利益の方程式とオンライン英語業界

『利益の方程式』 著者:勝間和代

前に買って読んだものを再読。勝間さんの本は、叩く人も多いが、全体的に質が高い。特に今回の本は経営者、起業家にオススメである。

 

内容は、利益を出すための方程式として、

  1. 顧客当たり単価
  2. 顧客当たり獲得コスト
  3. 顧客当たり原価
  4. 顧客数

の4つの要素を出している。この中で、著者は、1. 顧客あたり単価。すなわち顧客単価が最も重要であると述べている。

深く同意である。もちろん組み立てると、

 

利益=(顧客単価- 顧客当たり原価-顧客獲得コスト)×顧客数

 

という方程式が成り立つことになる。

 

 

しかしこと、我身を置くオンライン英語業界、

もっと大きくするとIT業界では、

勝間氏の重要視する顧客単価はあまり重要視せず、「顧客数」ばかりに目がいっている。

 

また、周囲も顧客数の発表に強く反応する→そして企業が顧客数ばかりに目をやる(以下同)。

 

結果、顧客獲得コストもあがっていき、顧客単価も著しく下げる価格競争がはじまり、最終的な利益がしばらく見込めない消耗戦へと突入する。

 

IT業界はそれでもいい。

 

IT業界の一般的なモデルは、システム(またはプラットフォーム、デジタルコンテンツなど)を作り、そこに何人の人を集められるかが勝負。

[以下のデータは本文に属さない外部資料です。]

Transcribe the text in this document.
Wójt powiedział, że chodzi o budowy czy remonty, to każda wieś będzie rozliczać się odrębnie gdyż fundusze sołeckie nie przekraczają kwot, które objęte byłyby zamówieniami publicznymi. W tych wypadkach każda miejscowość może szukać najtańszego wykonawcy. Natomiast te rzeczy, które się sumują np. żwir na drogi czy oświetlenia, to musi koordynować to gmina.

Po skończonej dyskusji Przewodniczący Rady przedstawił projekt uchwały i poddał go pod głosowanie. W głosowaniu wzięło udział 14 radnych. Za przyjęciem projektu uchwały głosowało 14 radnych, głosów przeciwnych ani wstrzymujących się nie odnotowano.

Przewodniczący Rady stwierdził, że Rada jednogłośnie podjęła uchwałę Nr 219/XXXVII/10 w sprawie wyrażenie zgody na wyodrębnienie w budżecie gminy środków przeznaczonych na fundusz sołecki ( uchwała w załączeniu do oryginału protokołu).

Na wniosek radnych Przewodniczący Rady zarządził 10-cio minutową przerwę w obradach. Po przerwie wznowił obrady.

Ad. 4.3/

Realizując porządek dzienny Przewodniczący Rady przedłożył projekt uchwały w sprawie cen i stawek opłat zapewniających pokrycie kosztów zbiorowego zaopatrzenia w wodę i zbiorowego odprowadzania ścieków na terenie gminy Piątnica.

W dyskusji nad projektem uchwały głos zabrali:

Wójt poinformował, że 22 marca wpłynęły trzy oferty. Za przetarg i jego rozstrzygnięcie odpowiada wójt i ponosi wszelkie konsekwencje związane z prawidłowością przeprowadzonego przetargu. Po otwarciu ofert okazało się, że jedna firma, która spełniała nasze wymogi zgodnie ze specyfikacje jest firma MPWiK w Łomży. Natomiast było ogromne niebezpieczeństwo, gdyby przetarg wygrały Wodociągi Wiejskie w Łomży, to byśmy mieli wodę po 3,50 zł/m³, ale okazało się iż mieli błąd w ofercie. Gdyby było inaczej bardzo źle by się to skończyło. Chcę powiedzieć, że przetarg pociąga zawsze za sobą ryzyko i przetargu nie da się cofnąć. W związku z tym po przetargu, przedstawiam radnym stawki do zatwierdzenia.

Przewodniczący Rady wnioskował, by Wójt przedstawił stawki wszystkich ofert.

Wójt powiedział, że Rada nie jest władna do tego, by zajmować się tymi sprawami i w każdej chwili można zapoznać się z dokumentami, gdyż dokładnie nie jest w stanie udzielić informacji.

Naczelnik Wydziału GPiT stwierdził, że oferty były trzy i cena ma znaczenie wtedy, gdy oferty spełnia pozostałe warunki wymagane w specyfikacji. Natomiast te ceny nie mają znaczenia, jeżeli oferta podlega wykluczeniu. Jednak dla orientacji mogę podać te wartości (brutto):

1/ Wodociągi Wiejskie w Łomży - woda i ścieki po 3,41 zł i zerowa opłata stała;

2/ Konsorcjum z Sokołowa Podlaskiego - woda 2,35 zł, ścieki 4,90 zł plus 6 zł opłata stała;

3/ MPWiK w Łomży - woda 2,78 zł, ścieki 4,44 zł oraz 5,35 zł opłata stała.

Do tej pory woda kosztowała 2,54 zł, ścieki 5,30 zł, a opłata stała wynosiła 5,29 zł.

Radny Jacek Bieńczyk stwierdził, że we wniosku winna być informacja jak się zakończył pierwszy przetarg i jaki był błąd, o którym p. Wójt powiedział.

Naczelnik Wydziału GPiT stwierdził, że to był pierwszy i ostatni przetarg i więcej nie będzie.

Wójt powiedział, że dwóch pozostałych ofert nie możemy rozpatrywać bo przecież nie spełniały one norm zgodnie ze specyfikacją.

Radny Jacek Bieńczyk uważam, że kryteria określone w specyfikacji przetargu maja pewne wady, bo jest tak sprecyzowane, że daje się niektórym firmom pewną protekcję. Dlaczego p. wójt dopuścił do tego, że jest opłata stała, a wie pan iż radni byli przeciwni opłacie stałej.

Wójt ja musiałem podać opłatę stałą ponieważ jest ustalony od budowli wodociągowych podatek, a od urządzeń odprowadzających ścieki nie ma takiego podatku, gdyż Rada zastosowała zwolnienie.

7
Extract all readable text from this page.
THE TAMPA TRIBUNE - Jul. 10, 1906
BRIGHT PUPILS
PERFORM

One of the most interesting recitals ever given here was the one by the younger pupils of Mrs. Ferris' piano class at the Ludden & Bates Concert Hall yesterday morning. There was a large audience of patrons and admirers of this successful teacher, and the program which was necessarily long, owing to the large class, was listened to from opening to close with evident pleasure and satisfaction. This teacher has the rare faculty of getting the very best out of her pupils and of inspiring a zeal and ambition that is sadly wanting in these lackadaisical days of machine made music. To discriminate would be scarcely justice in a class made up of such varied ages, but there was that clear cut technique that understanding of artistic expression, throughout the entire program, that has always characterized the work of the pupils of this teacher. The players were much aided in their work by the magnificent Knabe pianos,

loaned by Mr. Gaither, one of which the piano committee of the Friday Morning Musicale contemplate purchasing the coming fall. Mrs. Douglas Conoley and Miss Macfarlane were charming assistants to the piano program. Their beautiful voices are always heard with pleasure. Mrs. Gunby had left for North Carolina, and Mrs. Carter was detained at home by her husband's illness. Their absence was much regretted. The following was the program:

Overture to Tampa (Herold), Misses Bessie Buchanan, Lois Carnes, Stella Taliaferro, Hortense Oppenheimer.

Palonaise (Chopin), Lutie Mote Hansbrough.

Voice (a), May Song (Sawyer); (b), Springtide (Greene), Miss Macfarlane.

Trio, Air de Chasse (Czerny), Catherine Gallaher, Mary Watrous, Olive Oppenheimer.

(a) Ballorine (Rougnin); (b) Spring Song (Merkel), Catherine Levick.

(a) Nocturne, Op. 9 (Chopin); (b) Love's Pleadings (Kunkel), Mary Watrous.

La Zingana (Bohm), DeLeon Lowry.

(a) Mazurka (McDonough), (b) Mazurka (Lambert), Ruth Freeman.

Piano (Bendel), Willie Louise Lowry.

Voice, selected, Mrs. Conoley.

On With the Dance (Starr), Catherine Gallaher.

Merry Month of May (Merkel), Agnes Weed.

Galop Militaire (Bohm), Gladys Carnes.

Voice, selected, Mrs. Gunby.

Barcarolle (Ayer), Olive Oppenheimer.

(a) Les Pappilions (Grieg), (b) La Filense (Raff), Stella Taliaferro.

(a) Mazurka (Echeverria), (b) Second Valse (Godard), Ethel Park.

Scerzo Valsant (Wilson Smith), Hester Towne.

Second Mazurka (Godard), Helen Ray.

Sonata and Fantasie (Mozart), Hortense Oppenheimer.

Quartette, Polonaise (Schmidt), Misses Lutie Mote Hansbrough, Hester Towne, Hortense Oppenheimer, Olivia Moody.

シェアを獲得すればするほど、開発費の計上も、人数に相対して安くなっていき、最終的に利益が出やすいビジネスモデル体質へと変わる。また、シェアを獲得すれば宣伝効果も生まれ、顧客獲得単価に貢献できる。

後者の「宣伝効果」理由は、そのままオンライン英語業界にも当てはまるので重視していいと思う。

ただし、前者の理由、すなわちマーケットシェアを獲得すれば、スケールメリットが活かせるという点は、現在のオンライン英語業界にはあてはまらないと思う。

 

その理由は、現在のオンライン英語学校は、システムではなく、人メインで成り立っているビジネスモデルである。

そして、その””が著しく不安定なところがあり、結果として、固定費であるはずの管理費が変動費化していかざるをえないからだ。

 

わかりやすいようにもっと噛み砕いて説明すると、

例えば、代表的なフィリピンオンライン英語学校を例とする。その業界では講師の人件費が3割前後と言われている。

だから、変動費が3割、粗利7割で、ずっと伸びていくビジネスモデルと考えるのはあさはかだ。

 

あまり言いたくはないが、日本人に比べて、外国人全体が不安定である中でも、フィリピンの講師の不安定さは業界でも有名である

(彼らからしたら、日本人の仕事の安定さは異常なのだろう)。

そして授業の成功率も高くない(回線事情、交通事情など)。

 

こうした事から、講師を増やせば増やすほど、それを管理する費用があわせて増えていく。

 

それは本来の固定費と呼べる範疇を超えるほどにである。(生徒数増加=講師数および管理費用の増加。)

*サポート管理をしないと宣言する、またはサポート管理を日本人でない安い外国人に任せ、管理費用を増加させないという方法もあるが、これはサービス先進国、日本人向けには適さないやり方なのでここでは例外として置いておく。)

 

 

結果、業界で最もシェアをとったとしても、それにより、物販などのように調達価格をスケールメリットで安く仕入れられるというわけでもなく、システム開発費の一人あたり分が安くなるというわけでもない(実際の変動費が大きいため)

 

また、不安定な講師によるレッスンは継続率も低くなるため、広告宣伝費も相変わらず大量投下しないと生徒数の漏れを防ぐことができない。

 

したがって、会員数を評価軸にあげて、メリットを享受できるのは、一般のIT業界であって、現状の(フィリピン)オンライン英会話は、不安定な人、環境のダブル不安定要因で成り立っている、このことをきちんと理解しておく必要がある。

 

それでないと、意気込んでオンライン英会話業界に参入した後、利益の方程式が狂ってくることなり上手くいかなくなることを肝に銘じておきたい。

 

オンライン英会話のEcom英語ネットイラスト

現状の人海戦術的なオンライン英語サービスのやり方では、無理して業界トップシェアをとっても、マスコミが取り上げてくれる宣伝効果以外の、”勝者総取り(winner takes all)”といったメリットを得ることは難しいのではないかと考えている(もちろん宣伝効果は素晴らしい)。

 

*お隣の英語学習大国、韓国や中国だと、日本人ほどサービス品質にこだわらないので、単純に講師費用だけが変動費として増えて、サポート管理などの固定費があまり増えていかずにやっていけるみたいですね。

次回は、”業界トップシェアとは何か?”などについて触れらればと思っています。